Over the long weekend I read the lengthy ‘Shantaram’ by David Gregory Roberts set in Mumbai (Bombay). I have never been to Bombay, but I did spend a month travelling in India in 1995 and the experience remains imprinted in my heart and memory, for me the country and its people have no equal. I love it. It is at the very top of my list of destinations, experiences and insights.
The first pages of this extraordinary story are reminiscent of many travellers’ journeys to India, the assault on all the senses, the welcoming committee, the brick of rupees, the taxi rides.
“the glimpse of the suffering street brought a hot shame to my healthy face.”
“The street at the front of the building was crammed with people and vehicles, and the sound of voices, car horns, and commerce was like a storm of rain on wood and metal roofs.”
“there were beggars, jugglers, snake charmers, musicians, astrologers, palmists and pimps and pushers”
India is where you are introduced to your wits. Until I travelled there, it was a mere expression ‘make sure you have your wits about you’. In India, they rise up within you from some deep, slumbering place inside and become a living, breathing extra sensory force, providing a necessary equanimity and alert, their reward, insight.
‘Shantaram’ is the story of an Australian fugitive, posing as a New Zealand traveller who arrives in Bombay and unlike most travellers who stay only long enough to experience the city and plan their next destination, he stays.
Without exception, those who stay are escaping something and what that is, seems to have a direct relationship to how deep they become involved in the city’s underworld activities. Roberts stays out of trouble to begin with and provides a delightful insight into his blossoming friendship with Prabaker, who truly does represent India’s heart. Due to misfortune he moves to a slum where he spends his days working from his well-stocked first aid kit, providing rudimentary medical treatment to the inhabitants as he becomes part of the fabric of the slum community.
The two friends spend some months in Prabaker’s home village with his family and these are chapters are my favourite, portrayed with humour, a sensitive understanding and compassion. It is the calm before the storm and a period that I didn’t want to end.
“Prabaker told me that family and his neighbours were concerned that I would be lonely, that I must be lonely, in a strange place, without my own family. They decided to sit with me on that first night, mounting a vigil in the dark until they were sure that I was peacefully deep in sleep. After all, the little guide remarked, people in my country, in my village, would do the same for him, if he went there and missed his family, wouldn’t they?”
However Robert’s luck changes when he is arrested one night and discovers he has unknown enemies with unknown motives and the experience of prison will unleash the darkest aspect of his character. When he is finally released he goes to work with the Bombay mafia, delving into the world of black market drug, currency and false document dealings all the while awaiting that future moment where he can exact revenge against his enemy.

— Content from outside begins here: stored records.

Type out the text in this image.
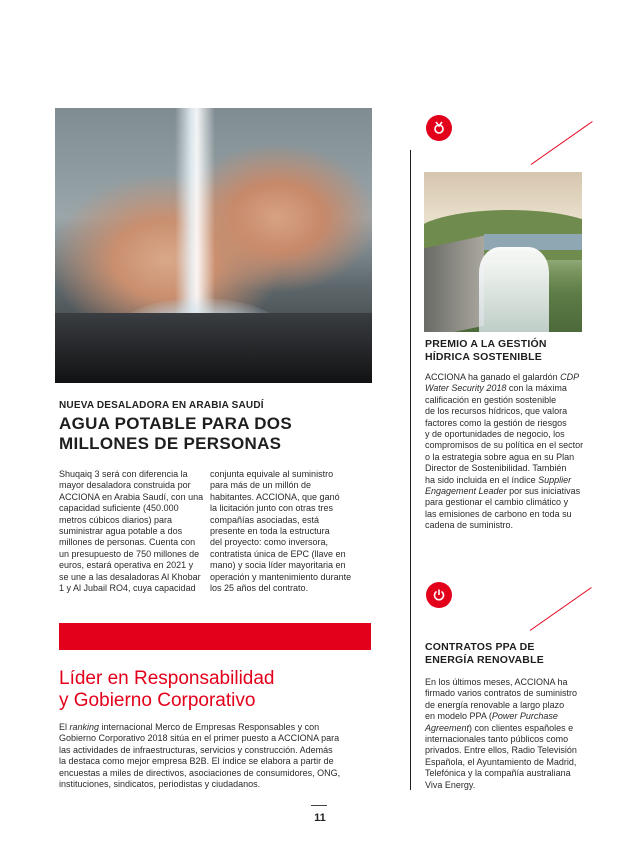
NUEVA DESALADORA EN ARABIA SAUDÍ
AGUA POTABLE PARA DOS
MILLONES DE PERSONAS

Shuqaiq 3 será con diferencia la

mayor desaladora construida por

ACCIONA en Arabia Saudí, con una

capacidad suficiente (450.000

metros cúbicos diarios) para

suministrar agua potable a dos

millones de personas. Cuenta con

un presupuesto de 750 millones de

euros, estará operativa en 2021 y

se une a las desaladoras Al Khobar

1 y Al Jubail RO4, cuya capacidad

conjunta equivale al suministro

para más de un millón de

habitantes. ACCIONA, que ganó

la licitación junto con otras tres

compañías asociadas, está

presente en toda la estructura

del proyecto: como inversora,

contratista única de EPC (llave en

mano) y socia líder mayoritaria en

operación y mantenimiento durante

los 25 años del contrato.

Líder en Responsabilidad
y Gobierno Corporativo

El ranking internacional Merco de Empresas Responsables y con

Gobierno Corporativo 2018 sitúa en el primer puesto a ACCIONA para

las actividades de infraestructuras, servicios y construcción. Además

la destaca como mejor empresa B2B. El índice se elabora a partir de

encuestas a miles de directivos, asociaciones de consumidores, ONG,

instituciones, sindicatos, periodistas y ciudadanos.

PREMIO A LA GESTIÓN
HÍDRICA SOSTENIBLE

ACCIONA ha ganado el galardón CDP

Water Security 2018 con la máxima

calificación en gestión sostenible

de los recursos hídricos, que valora

factores como la gestión de riesgos

y de oportunidades de negocio, los

compromisos de su política en el sector

o la estrategia sobre agua en su Plan

Director de Sostenibilidad. También

ha sido incluida en el índice Supplier

Engagement Leader por sus iniciativas

para gestionar el cambio climático y

las emisiones de carbono en toda su

cadena de suministro.

CONTRATOS PPA DE
ENERGÍA RENOVABLE

En los últimos meses, ACCIONA ha

firmado varios contratos de suministro

de energía renovable a largo plazo

en modelo PPA (Power Purchase

Agreement) con clientes españoles e

internacionales tanto públicos como

privados. Entre ellos, Radio Televisión

Española, el Ayuntamiento de Madrid,

Telefónica y la compañía australiana

Viva Energy.

11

This book draws you into a frightening and fascinating world that I am not sure whether we are better off knowing of or remaining in blissful ignorance of. I guess it is no worse than being subjected to the news media every evening with its plethora of images and reports of violence, oppression, corruption and greed, something I waver between wishing to avoid (and often do) and needing to have a balanced and informed awareness of.
What I perceive is the oft dreadful consequence of a genetic predisposition combined with early life tragic event that leads to a kind of corruption of the soul, I am reminded of Jonathan Ronson’s dip into the characteristics of a psychopath in ‘The Psychopath Test‘ which describes someone charming and influential who lacks empathy, and has an intense need to be liked. I don’t think the character in this story is a psychopath, but many in his circle survive precisely because they are not beleaguered by the emotional constraints of sympathy or empathy whether they were born like that or have become that.
Chilling indeed, though more than offset by that other extreme, a city of people whose smiles are in the eyes which broaden to encompass their whole face and being to cross that divide between people of different cultures and leave us with a warm, perplexed feeling. How is it that among such poverty, despair and ruthlessness exist the happiest people on earth?
And to know the answer to that one can only go there, experience it and ponder it oneself.